Başka bir ifadeyle Suriye başkanının çabaları önceden değerlendirilmiş durumda. O dünyada kendisine yer verilmeyen diktarörler içerisinde yerini almış. Şöyle ki ünlü el-Arabiye -BAE (Birleşik Arap Emirlikleri)- televizyon kanalının internet sitesinde açıklama sonrasında analiz yazısı yayımlandı. Yazar Suriye devlet başkanının aklını kaybettiğini öne sürdü.

Yukarıda ifade edilenlerden şöyle bir sonuç ortaya çıkmakta. Batı medyası Libya senaryosunda olduğu gibi Suriye silahlılarını isyancılar olarak tanımlamakta. Onların hedefleri Esad ve Baas partisinin hükümetten uzaklaştırmak.
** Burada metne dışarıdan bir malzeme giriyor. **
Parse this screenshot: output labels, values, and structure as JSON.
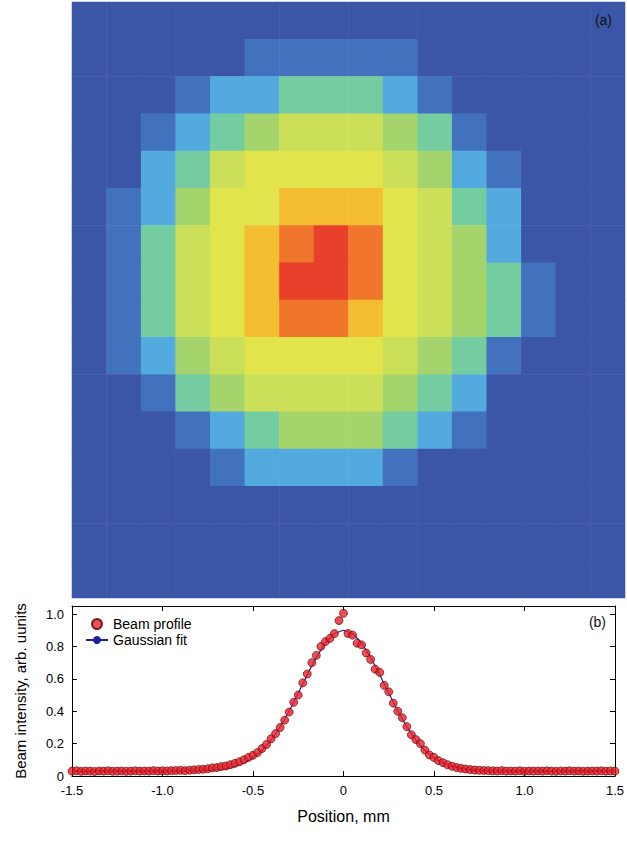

Bu konunun anlaşılabilmesi için ABD devlet yetkilisi Viktoria Newland’in açıklamalarını analiz etmek yeterli. Onun sözlerine göre Suriye vatandaşları devlet başkanının vaatlerini gerçekçi bulmadığı için eylemlere devam etmekte. Bu durumda ise Esad karşıtlarına her türlü desteğin sağlanması gerekmekte. Esad’ın açıklamasından sonra AB Suriye aleyhinde yaptırım kararlarını kuvvetlenmedireceğini beyan etti.

ABD kendi ifadesiyle Esad’ın vaatlerininin icraatlara dönüşmesini beklemekte. Bunun yapılmaması durumunda ise İngiltere dış işleri bakanının da ifade ettiği gibi onun görevi bırakması gerekecek. Şu ana kadar Suriye aleyhinde savaş kararının çıkmasının BM Güvenlik Kurulu üyeleri Rusya ve Çin engelledi.

Ancak Yugoslavya örneğinde de bilindiği gibi bu konuda muhalefet işe yaramayabilir. CNN kanalının iddiasına göre ABD Esad konusunun Haaga mahkemesine verilmesi üzerinde çalışmakta. Batı ülkeleri bu taktiği Rusya ve Çin’in muhalefetini ortadan kaldırmak için kullandığı aşikar.